Mal looked around, expecting the New Yorkers on the sidewalk to be conspicuously avoiding her gaze. That was the great thing about the city—everyone minded their own business. And yet, to her surprise, some of them stared at her. “She’s got a little man!” said a guy leaning on a car. He looked around, trying to get everyone to notice. He pointed. “That’s a little man she’s got over there!”
“It’s just my . . . ferret!” said Mal, and threw Ludwig into her tote bag. She held him down beneath a hardback book, pressing the book forcefully. She had an intrusive thought: if only she pressed a little harder . . . but then she wouldn’t have a story.

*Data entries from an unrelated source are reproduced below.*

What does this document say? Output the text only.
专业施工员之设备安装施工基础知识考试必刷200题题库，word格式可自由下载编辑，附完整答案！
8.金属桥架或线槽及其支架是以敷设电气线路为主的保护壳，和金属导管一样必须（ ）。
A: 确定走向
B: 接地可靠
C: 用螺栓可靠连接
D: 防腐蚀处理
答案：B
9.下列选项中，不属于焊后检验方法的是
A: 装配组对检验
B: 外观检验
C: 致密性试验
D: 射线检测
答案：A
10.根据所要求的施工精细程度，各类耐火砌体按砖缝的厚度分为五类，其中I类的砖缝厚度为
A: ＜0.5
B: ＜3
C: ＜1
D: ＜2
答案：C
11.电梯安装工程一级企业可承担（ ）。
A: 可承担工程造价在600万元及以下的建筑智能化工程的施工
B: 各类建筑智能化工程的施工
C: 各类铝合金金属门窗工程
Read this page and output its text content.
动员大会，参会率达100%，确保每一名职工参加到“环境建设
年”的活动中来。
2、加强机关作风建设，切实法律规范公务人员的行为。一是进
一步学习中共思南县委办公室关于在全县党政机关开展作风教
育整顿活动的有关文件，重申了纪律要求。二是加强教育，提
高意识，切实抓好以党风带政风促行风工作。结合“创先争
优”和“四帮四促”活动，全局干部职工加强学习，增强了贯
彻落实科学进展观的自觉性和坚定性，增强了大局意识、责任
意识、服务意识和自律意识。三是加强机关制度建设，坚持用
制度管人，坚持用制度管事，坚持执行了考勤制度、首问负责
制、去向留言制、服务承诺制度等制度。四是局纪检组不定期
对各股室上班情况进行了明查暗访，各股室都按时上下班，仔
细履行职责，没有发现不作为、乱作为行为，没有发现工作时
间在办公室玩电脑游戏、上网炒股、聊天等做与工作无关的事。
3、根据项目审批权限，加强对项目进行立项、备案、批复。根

Faintly, she heard Ludwig say, “When my rescue team arrives you’ll rpoyuitgku your rqwabvc.” Mal had never heard these words before—perhaps they existed in the future. She walked away, the lower portion of her tote bag wriggling.
There were several more escape attempts. The contraption she’d built was unreliable, a failure. Mal was incompetent at work, but she’d resigned herself to this and so had her coworkers. Now she was confronted by her failures at home, too.
“I can’t take it anymore!” she said to Tara, over the phone, on a day when she’d come home to find Ludwig once more free of his bonds and vengefully ripping apart all her bedding. “He’s not like a regular person who asks questions and talks about things. He’s never asked me a single question about myself, and all that I ever do is ask about him! He’s so selfish!”
“And you’re the devil’s factotum!” said Ludwig, from the place on the wall where he was currently duct-taped.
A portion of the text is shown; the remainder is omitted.